2. M. [Z] [N] et Mme [L] [E] ont interjeté appel de cette décision selon une déclaration en date du 18 décembre 2024.
3. Par acte de commissaire de justice en date du 30 décembre 2024, M. [Z] [N] et Mme [L] [E] ont fait assigner Mme [I] [R] veuve [O] en référé aux fins de voir ordonner l'arrêt de l'exécution provisoire de la décision dont appel et de statuer ce que de droit quant aux dépens.
Par conclusions du 12 mars 2025, soutenues à l'audience, ils maintiennent leur demande.
4. Ils soutiennent qu'il existe des moyens sérieux de réformation du jugement en ce que le premier juge a ignoré leur argumentation concernant l'opacité de Mme [O] quant à ses revenus et patrimoine puisqu'elle a effectué de fausses déclarations et a omis de déclarer les revenus issus de son patrimoine.
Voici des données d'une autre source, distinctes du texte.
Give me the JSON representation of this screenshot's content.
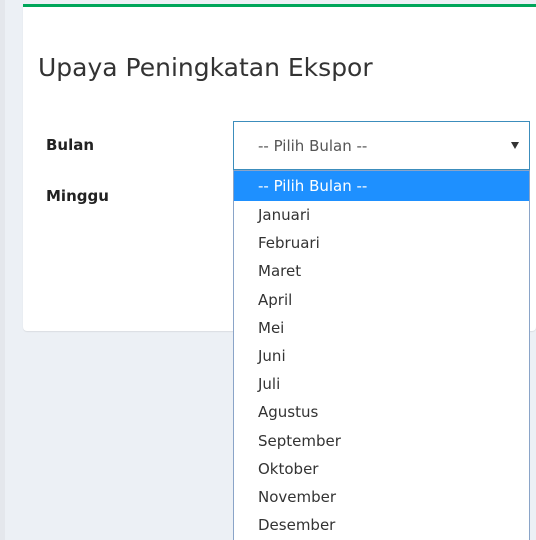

Ils exposent, par ailleurs, qu'ils doivent être considérés comme des locataires protégés en raison de leur âge et de leurs ressources annuelles, leur demande de logement sur le fondement de la loi DALO ayant été refusée au motif qu'ils pouvaient bénéficier de la protection prévue par l'article 5 de la loi du 6 juillet 1989. Ils ajoutent que le premier juge n'a pas analysé leurs pièces concernant la demande reconventionnelle tendant à voir condamner leurs propriétaires à des dommages et intérêts liés au préjudice subi par l'absence d'intervention rapide de leur propriétaire pour régler un dégât des eaux.
5. Concernant les conséquences manifestement excessives, ils exposent que compte tenu de leur situation et de la pénurie de logements sur le bassin et l'absence de délivrance des quittances de loyer par la bailleresse, l'exécution de la décision dont appel risque d'entraîner des conséquences manifestement excessives.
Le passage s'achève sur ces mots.